For a moment they rested on the balustrade.

“Must we—?” Traherne said huskily.

“Nothing else for it”—Crespin almost chuckled—“one, two, three!”

They lifted. They threw.

Compelled, against her will, Lucilla Crespin had followed them—stood watching, petrified. “One, two,—three!” She gave a gasping, shuddering, sick cry. “One—two—three!” Watkins, the Londoner—once of the Dorsets—had reached the Orderly Room—a mass of mangled pulp, down there in the Orderly Room, a sheer drop of a hundred feet long, he lay facing His Colonel.

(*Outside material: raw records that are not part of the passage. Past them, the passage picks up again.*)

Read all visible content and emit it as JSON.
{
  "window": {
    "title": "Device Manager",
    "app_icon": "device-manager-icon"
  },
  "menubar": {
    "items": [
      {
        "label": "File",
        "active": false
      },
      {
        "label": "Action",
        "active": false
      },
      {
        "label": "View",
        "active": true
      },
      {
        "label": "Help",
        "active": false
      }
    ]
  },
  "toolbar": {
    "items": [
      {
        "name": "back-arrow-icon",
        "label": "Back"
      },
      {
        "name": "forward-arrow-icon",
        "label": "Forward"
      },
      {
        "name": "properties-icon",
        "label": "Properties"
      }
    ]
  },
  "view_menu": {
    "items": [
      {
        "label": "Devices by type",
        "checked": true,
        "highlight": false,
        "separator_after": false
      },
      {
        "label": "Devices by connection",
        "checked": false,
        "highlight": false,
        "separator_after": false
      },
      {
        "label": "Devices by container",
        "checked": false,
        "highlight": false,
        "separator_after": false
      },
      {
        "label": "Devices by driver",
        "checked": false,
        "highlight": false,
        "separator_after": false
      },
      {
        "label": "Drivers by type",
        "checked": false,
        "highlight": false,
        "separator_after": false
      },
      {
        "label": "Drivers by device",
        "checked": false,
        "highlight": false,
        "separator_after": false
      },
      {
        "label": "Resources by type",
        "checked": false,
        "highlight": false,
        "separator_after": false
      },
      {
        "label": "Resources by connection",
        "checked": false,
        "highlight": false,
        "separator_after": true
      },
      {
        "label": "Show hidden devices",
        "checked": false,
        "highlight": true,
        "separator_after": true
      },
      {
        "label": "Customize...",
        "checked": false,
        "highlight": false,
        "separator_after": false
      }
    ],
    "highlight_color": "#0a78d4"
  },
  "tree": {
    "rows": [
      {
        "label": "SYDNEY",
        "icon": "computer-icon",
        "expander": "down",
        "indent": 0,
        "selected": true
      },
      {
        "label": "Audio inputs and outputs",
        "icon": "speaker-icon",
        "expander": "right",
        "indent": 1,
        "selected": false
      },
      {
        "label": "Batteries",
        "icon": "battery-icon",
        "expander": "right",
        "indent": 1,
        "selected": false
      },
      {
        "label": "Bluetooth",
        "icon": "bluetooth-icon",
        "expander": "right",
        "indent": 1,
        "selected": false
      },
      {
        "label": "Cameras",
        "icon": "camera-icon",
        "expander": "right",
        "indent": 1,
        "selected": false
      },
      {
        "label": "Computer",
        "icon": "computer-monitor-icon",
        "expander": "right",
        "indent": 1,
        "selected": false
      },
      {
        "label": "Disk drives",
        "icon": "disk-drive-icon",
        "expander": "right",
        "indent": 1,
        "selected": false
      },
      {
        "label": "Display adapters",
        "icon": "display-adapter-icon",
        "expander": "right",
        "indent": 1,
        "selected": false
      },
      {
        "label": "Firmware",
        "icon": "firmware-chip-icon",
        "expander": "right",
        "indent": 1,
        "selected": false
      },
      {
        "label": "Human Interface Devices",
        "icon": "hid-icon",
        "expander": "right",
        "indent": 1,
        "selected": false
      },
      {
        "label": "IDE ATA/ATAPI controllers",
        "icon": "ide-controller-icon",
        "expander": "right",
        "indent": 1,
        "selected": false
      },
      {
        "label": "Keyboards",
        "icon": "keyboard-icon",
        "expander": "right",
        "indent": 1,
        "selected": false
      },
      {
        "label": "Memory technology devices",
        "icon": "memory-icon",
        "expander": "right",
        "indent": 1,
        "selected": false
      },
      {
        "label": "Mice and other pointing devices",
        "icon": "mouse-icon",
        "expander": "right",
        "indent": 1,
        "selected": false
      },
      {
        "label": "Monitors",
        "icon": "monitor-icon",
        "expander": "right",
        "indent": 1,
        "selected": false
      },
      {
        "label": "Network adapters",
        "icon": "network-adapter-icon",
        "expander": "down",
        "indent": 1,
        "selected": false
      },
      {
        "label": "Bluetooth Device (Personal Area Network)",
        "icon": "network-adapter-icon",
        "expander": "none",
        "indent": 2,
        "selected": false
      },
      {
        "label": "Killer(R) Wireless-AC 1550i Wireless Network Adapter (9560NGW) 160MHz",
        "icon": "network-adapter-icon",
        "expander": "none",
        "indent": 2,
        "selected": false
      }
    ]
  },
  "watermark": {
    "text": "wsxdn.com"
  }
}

They turned away from the balcony—they stumbled back into the room, Traherne like a drunken man, Crespin erect and soldierly. He crossed the room with a springy, soldier’s tread, and poured out a glass of whiskey.

“At least,” he said quietly, as he lifted it to his lips, “we haven’t taken it lying down.” He bent his mouth to the liquor—then—he put the untouched glass down with a cry of intense excitement “Hold on! Don’t speak!” They kept the silence they dared not break. His eyes flamed, and leapt “I have it!” he cried. . . . “Yes, by God, I have it! I’ve remembered the call!”